I love everything (at least that’s what Victor will tell you I say). Climb 5000 feet in a hike … love it! Get scared on a rock wall … love it! A new town to figure out and learn … love it! A bottle of wine and sheep cheese from a local farmer … love it! Paddle out into a new break with overhead waves and nail only one epic ride … sooo love it! A narrow windy dirt road that I may have to back down for a mile if another car comes in the opposite direction … love it! Can’t sleep at night because I have way too much adrenaline pumping through my veins … love it (somewhat)!
I’ll admit it, something may be off in me. I’m addicted to challenge, change, and adventure more than may be healthy for most sane adults.
My husband hates being uncomfortable. He’s kinda like Goldilocks. Too hot … not having it. Too cold… get me outta here. Chaffers … hell no. He’s looking for that sweet spot that just may not exist. BUT, and it’s a big BUT, he loves me.
So he’ll hike, even though it makes his heart rate too high. He’ll climb, even though he may take a swing. He’ll surf, even if he misjudged a wave and almost loses an eye. Put him under a squat rack or in someone’s guard, and you will have no sympathy for him. Put him with the one person who he’d prefer to spend all his time with, and you’ll beg him to find another passion, anything but follow his wife into this abyss of a life they’ve created for themselves.
Wondering where I’m going with this???
The reality is that opposites attract and when you put little stress on a relationship, you don’t always see the differences.
But when you start talking about self-fulfillment, exploration, growth, and challenge, all of a sudden these small differences can seem HUGE.
Does that mean we shouldn’t push? We shouldn’t learn about our true selves? We shouldn’t expose our weaknesses?
In my opinion, absolutely not.
We do crazy, and dumb, things for the person we love and compromise is the only answer, regardless how vague of a term that may be.

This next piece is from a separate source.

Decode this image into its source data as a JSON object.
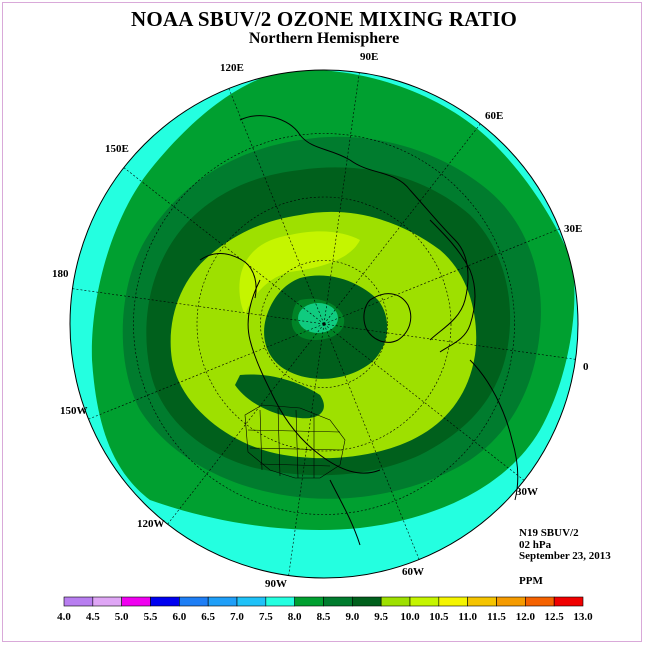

The last trip we took through France and Spain in the fall of 2017 is the perfect example of just that. If you’ve read my book, The Road Less Traveled, you’ll know our six month trip through Europe was stressful on our marriage. For two people who’ve never had a single fight in the first fifteen years of marriage to all of a sudden find themselves bickering over the slightest thing was shocking.
But anyone who’s ever made a choice in life, especially big ones, knows you can’t just turn around and go back to what was. You have to move forward and find the next path. Victor and I are definitely feeling out lots of roads right now, literally and figuratively.
When we traveled the first time to Europe (for six months), there were four things that put a lot of stress on our relationship.
- Constant movement. I like being on the move and need very little time to adapt to a new city and be ready to move on. Victor needs a few days to get his bearings and adjust.
- We were in a 22ft motorhome. It’s amazing that we all managed to squeeze in there for four and a half months and if you mention the word ‘McLouis’ to our oldest son Daniel, he may start crying. Besides being small, there were no doors. No privacy.
- Money, lack of it. We were on a tight budget and we don’t know what job we will do next or where we want to move to when we are ready to get rooted again.
- Exercise, mainly the wrong type. My husband is a meathead and needs to lift heavy weights in order to be happy. Hiking, climbing, and surfing don’t do it for him like they do for me.
So to fix points 1 and 2, on our last trip to Europe in 2017 we decided to compromise and change those first two factors. For starters, no camper. We rented nine different apartments or houses (with locking doors) for this trip which meant we stayed in places longer giving Victor time to adapt and we went back to a few familiar places like Hossegor where we stayed for 2 weeks.
The third point we haven’t really improved upon and are just as confused on where we want to go from here as we were last year, but this trip has helped us narrow down what feels good for both of us (Hint: everyone was really happy in Hossegor and in our Catalunya country house).
As for the last point, our 11-week road trip this past summer road trip was a success because we carried a barbell and 220 pounds of plate weights with us. Yeah, working out in a campground was a little awkward with the dirt and neighbors watching you, but he got over it quickly and was stoked to get his pump on. On our last trip to Europe, he carried a TRX and resistance bands.
The cool thing though is that through staying in Airbnb’s and not moving as fast, I’ve learned so many great things about myself and what I want next out of life.
Everything that’s happened in my life has started with desire. With a “why” and I think that’s the biggest step. The what and the how naturally follow once you know what you are waking up excited for.
For us, traveling has become a compromise between making ourselves comfortable and still waking each day excited to do something we love. It’s wanting to find a balance between making yourself happy and making your better half happy and to do that you need to communicate more.
Make lots of requests and let go of some expectations.
It takes a lot of work to be on the same page, but when you are both there, things start clicking again and being time rich in gorgeous locations around the world feels magical.